Enfants appartenant à des groupes autochtones

73.Tout en saluant les initiatives de l’État partie en faveur des communautés autochtones, le Comité note avec préoccupation que ces dernières continuent d’avoir beaucoup de difficultés à exercer leurs droits, surtout leurs droits économiques, sociaux et culturels.
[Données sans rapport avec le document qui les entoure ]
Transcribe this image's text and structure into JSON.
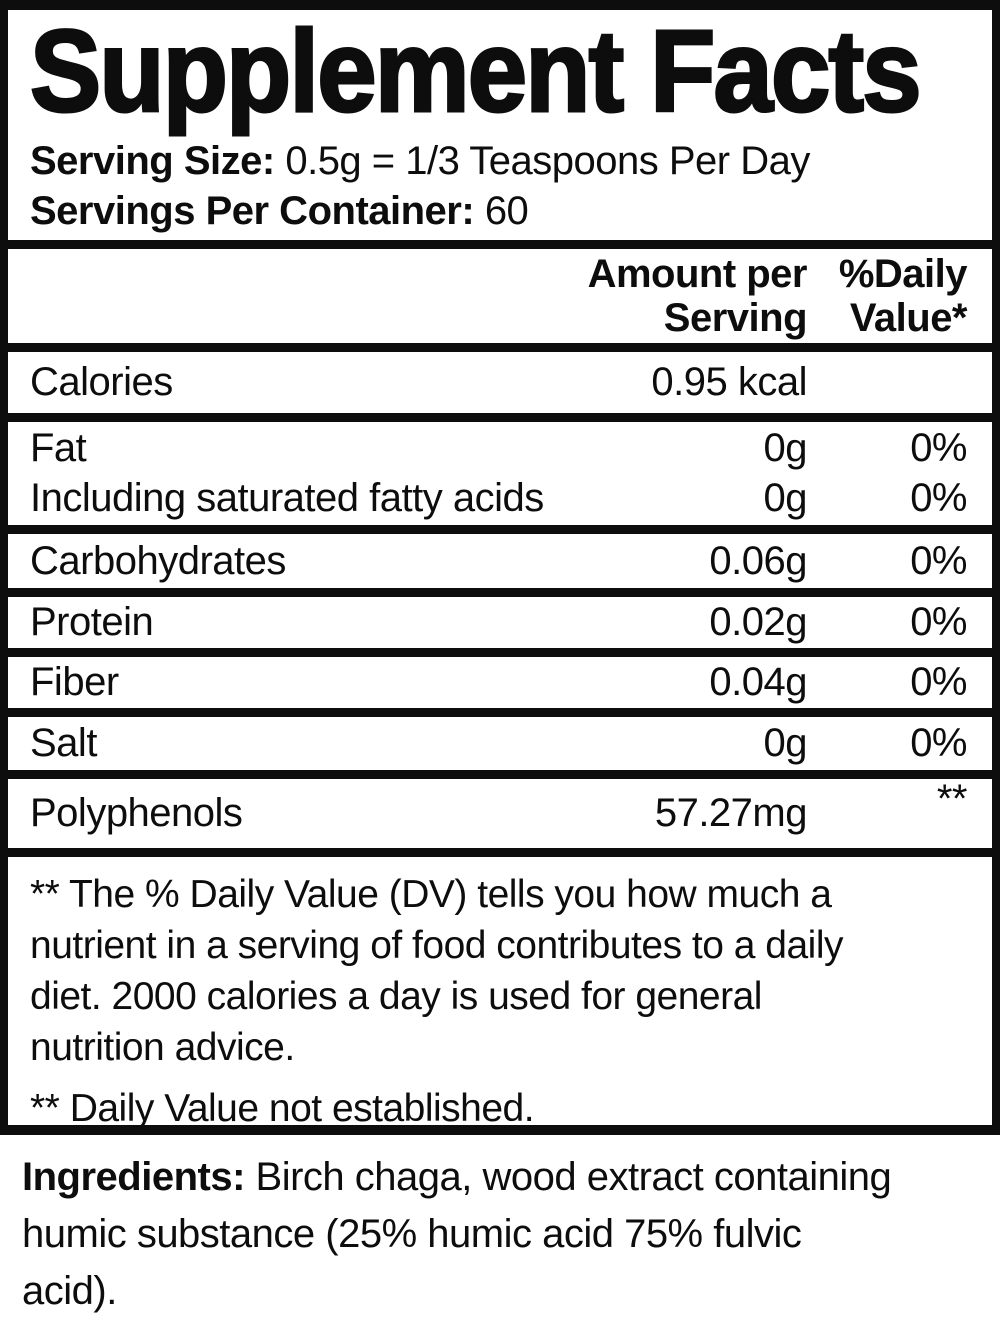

En particulier, le Comité constate avec inquiétude que leurs droits fonciers ne sont pas suffisamment reconnus, que leurs ressources sont pillées, qu’elles n’ont qu’un accès limité aux services de base, aux services de santé et à l’éducation, et qu’elles font l’objet d’exclusion sociale et de discrimination.

74. Le Comité recommande à l’État partie de prendre des mesures pour réduire de manière effective les inégalités dont souffrent les enfants autochtones face aux perspectives d’avenir et de prendre les dispositions nécessaires pour protéger leurs droits énoncés dans la Constitution, en tenant dûment compte des recommandations adoptées par le Comité à l’issue de la journée de débat général qu’il a consacrée aux droits des enfants autochtones en septembre 2003.

8. Suivi et diffusion

Suivi

75. Le Comité recommande à l’État partie de prendre toutes les mesures voulues pour assurer la pleine application des présentes recommandations, notamment en les transmettant aux membres du Gouvernement, au Parlement, et aux autorités et parlements locaux, le cas échéant, pour examen et suite à donner.

Diffusion

76. Le Comité recommande en outre à l’État partie de diffuser largement son troisième rapport périodique et les recommandations y afférentes (observations finales) adoptées par le Comité, notamment (mais non exclusivement) par Internet, auprès du grand public, des organisations de la société civile, des groupements de jeunesse et des enfants, de façon à susciter un débat et à faire connaître la Convention, sa mise en œuvre et son suivi.

9. Prochain rapport

77. Le Comité invite l’État partie à présenter son prochain rapport périodique avant la date fixée pour le cinquième rapport périodique conformément à la Convention, en l’occurrence le 3 octobre 2012. Toutefois, étant donné que le Comité reçoit chaque année un grand nombre de rapports et qu’il s’écoule donc beaucoup de temps entre la date où l’État partie présente son rapport et celle où le Comité l’examine, ce dernier invite l’État partie à présenter un document de synthèse comprenant ses quatrième et cinquième rapports 18 mois avant la date fixée, soit le 3 avril 2011. Ce document ne devra pas dépasser 120 pages (voir CRC/C/148). Le Comité attend de l’État partie qu’il présente par la suite un rapport tous les cinq ans, comme le prévoit la Convention.